Vegetation
The lack of significant differences in the abundance, richness, and
diversity of plants between urban and rural sites (Figure 6D-F) could be
due to incomplete sampling, with just 76% of potential plant species
identified. Nevertheless, our species accumulation curves exhibited long
tails of rare plants, suggesting that any missed species would have
contributed very little to the overall percentage cover of the plant
communities. Indeed, two of the top three plants by percentage cover in
both rural and urban environments were mastic shrub (P.

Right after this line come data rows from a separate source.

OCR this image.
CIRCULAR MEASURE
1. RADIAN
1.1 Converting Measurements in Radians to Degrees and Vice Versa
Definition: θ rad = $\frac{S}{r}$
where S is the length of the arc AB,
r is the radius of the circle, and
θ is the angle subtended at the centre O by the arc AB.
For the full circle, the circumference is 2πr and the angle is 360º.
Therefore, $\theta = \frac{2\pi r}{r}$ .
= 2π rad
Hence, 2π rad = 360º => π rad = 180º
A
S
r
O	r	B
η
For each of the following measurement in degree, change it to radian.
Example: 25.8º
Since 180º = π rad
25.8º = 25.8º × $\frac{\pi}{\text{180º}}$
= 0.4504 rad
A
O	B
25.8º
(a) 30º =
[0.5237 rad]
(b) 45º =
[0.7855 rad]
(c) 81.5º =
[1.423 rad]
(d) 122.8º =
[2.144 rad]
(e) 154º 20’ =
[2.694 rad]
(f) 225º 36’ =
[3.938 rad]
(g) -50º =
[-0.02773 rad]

lentiscus ) and slender wild oat (A. barbata ), highlighting the
prevalence of native, unmanaged vegetation within urban green spaces on
Lipsi. Whilst rural areas had significantly more shrubs and less bare
ground than urban sites, there was no difference in the cover of trees,
which are scarce on Lipsi, negating the possibility for greater tree
cover to promote butterfly species richness (Kurylo et al. 2020). The
lack of a marked difference in vegetation structure between urban and
rural areas could thus be a key factor in explaining the similarity in
butterfly abundance and diversity across habitats. A prevalence of
non-native plant species in urban areas may prevent larval development
of butterflies (Dylewski et al., 2019), but exotic species were only
present at three urban sites and in low abundance, limiting their
potentially negative effects on butterflies. Furthermore, butterfly
abundance responds negatively to non-native plants in late spring and
positively by mid-summer (Kurylo et al., 2020), highlighting the
importance of greater temporal resolution of sampling to characterise
vegetation effects on butterflies.
Urbanisation altered vegetation community composition (Figure 7C), with
cultivated species such as barley (H. vulgare ), castor bean
(Ricinus communis L., 1753), and scutch grass (Cynodon
dactylon Persoon, 1805) prevalent in urban environments, while natural
desert saltgrass (D. spicata ) dominated in rural environments.
This may have contributed to the observed differences in butterfly
community composition, with cultivated patches hosting different
butterfly assemblages than natural forests and scrub (Chong et al.,
2014). As noted above, the dominant butterflies in urban environments
(geranium bronze, scarce swallowtail, and mallow skipper) are highly
associated with cultivated plants, which were prevalent in urban areas
(Stefanescu et al., 2006; Tzortzakaki et al., 2019). In contrast, the
dominant butterflies in rural environments (Freyer’s grayling and meadow
brown) depend on meadows and grasslands, which were largely absent from
urban areas (Merckx and Van Dyck, 2002; Grill and Cleary, 2003). Thus,
whilst we did not detect any effect of urbanisation on the abundance or
diversity of the vegetation and butterfly assemblages, the observed
changes in dominance patterns and species composition between rural and
urban environments could have major implications for ecosystem
functioning, which should be quantified in future studies.